'Walking' lungfish's evolution clue

Image by Joel Abroad via Flickr
A tiny step for the humble lungfish could represent a major leap in the evolution of life, research has shown.
Scientists have confirmed that the strange fish, which has lungs and breathes air, can use its scrawny limbs to "walk".
While there has been anecdotal evidence about the walking ability of lungfish, it has never been scrutinised closely before.

The new detailed study of lungfish locomotion shows they commonly use their thin, limb-like rear fins to raise their body up and propel it forward.
Lungfish demonstrate both "bounding" motion, where both limbs moved at once, and "walking", marked by alternating limbs.
Such abilities were previously thought to have originated in early tetrapods, the first limbed land-dwellers.
Scientists now think they may have developed much longer ago, with the ancestors of the lungfish.
The US research also raises the possibility that fish, not land animals, left some of the fossil tracks long believed to have been produced by early tetrapods.
"In a number of these trackways, the animals alternate their limbs, which suggested that they must have been made by tetrapods walking on a solid substrate," said lead scientist Dr Melina Hale, from the University of Chicago. "We've found that aquatic animals with fundamentally different morphologies and that aren't tetrapods could potentially make very similar track patterns."
The research is reported today in the journal Proceedings of the National Academy of Sciences.
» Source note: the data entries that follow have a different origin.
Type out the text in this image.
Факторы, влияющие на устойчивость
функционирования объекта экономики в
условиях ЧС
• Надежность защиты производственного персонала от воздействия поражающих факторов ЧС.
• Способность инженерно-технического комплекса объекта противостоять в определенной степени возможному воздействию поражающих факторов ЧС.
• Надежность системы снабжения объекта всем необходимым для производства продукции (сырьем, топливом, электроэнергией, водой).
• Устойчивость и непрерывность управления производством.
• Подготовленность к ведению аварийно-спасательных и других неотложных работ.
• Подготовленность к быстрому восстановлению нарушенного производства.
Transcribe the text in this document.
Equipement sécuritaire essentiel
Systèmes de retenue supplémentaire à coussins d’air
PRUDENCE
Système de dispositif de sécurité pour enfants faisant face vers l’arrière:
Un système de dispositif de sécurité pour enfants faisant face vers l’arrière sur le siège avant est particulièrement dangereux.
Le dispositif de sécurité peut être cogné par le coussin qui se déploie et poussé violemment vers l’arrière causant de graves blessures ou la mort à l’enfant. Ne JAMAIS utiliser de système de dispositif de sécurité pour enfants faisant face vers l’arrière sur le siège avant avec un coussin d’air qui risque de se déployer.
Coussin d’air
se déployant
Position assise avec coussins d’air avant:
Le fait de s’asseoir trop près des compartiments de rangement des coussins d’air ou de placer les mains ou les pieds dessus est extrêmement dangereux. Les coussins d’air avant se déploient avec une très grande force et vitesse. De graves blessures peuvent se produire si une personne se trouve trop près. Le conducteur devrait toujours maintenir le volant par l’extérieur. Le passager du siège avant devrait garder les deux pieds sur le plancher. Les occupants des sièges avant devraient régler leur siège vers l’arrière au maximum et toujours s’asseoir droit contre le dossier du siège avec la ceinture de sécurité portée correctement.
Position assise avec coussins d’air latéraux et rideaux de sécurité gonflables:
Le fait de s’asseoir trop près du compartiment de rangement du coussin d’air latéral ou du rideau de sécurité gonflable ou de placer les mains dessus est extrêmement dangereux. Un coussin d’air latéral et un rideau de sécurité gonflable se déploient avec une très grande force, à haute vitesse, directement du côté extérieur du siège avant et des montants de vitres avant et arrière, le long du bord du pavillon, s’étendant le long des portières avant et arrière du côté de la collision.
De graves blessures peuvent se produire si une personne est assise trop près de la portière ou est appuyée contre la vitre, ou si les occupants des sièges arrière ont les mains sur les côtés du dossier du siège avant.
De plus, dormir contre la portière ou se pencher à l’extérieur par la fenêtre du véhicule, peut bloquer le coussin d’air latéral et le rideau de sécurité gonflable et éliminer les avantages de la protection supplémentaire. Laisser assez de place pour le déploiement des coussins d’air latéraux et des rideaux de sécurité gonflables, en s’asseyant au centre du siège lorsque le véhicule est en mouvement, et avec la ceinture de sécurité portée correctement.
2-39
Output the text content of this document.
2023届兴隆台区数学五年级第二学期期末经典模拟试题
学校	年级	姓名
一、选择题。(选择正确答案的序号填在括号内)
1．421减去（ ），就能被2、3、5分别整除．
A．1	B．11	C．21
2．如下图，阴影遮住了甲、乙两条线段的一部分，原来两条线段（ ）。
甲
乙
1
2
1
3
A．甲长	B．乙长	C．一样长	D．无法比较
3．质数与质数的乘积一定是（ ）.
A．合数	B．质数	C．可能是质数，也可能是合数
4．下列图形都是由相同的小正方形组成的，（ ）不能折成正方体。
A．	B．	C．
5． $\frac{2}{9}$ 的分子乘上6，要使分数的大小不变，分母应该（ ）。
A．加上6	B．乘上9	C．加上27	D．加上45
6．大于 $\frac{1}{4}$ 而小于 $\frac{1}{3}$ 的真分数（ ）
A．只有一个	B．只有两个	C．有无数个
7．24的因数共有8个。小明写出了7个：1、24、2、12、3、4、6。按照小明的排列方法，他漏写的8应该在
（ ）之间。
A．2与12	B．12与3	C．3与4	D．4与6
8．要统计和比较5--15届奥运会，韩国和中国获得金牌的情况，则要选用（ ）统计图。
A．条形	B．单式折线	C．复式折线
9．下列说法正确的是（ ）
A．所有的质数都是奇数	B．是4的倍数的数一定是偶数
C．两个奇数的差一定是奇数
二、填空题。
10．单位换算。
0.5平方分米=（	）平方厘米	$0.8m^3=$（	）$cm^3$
It suggests that many of the developments necessary for the transition from water to land may have occurred long before early tetrapods took their first steps.
Lobe-finned ancestors of lungfish could have evolved hindlimb propulsion and the ability to walk millions of years before toed limbs and land-dwelling animals appeared.
"This shows us - pardon the pun - the steps that are involved in the origin of walking," said co-author Professor Neil Shubin, also from the University of Chicago.
"If you showed me the skeleton of this creature and asked me to make a bet on whether it walks or not, I would have bet it couldn't. Their fins seem like the furthest thing from walking appendages possible. But it shows what's possible in an aquatic medium where you don't have to support yourself with gravity."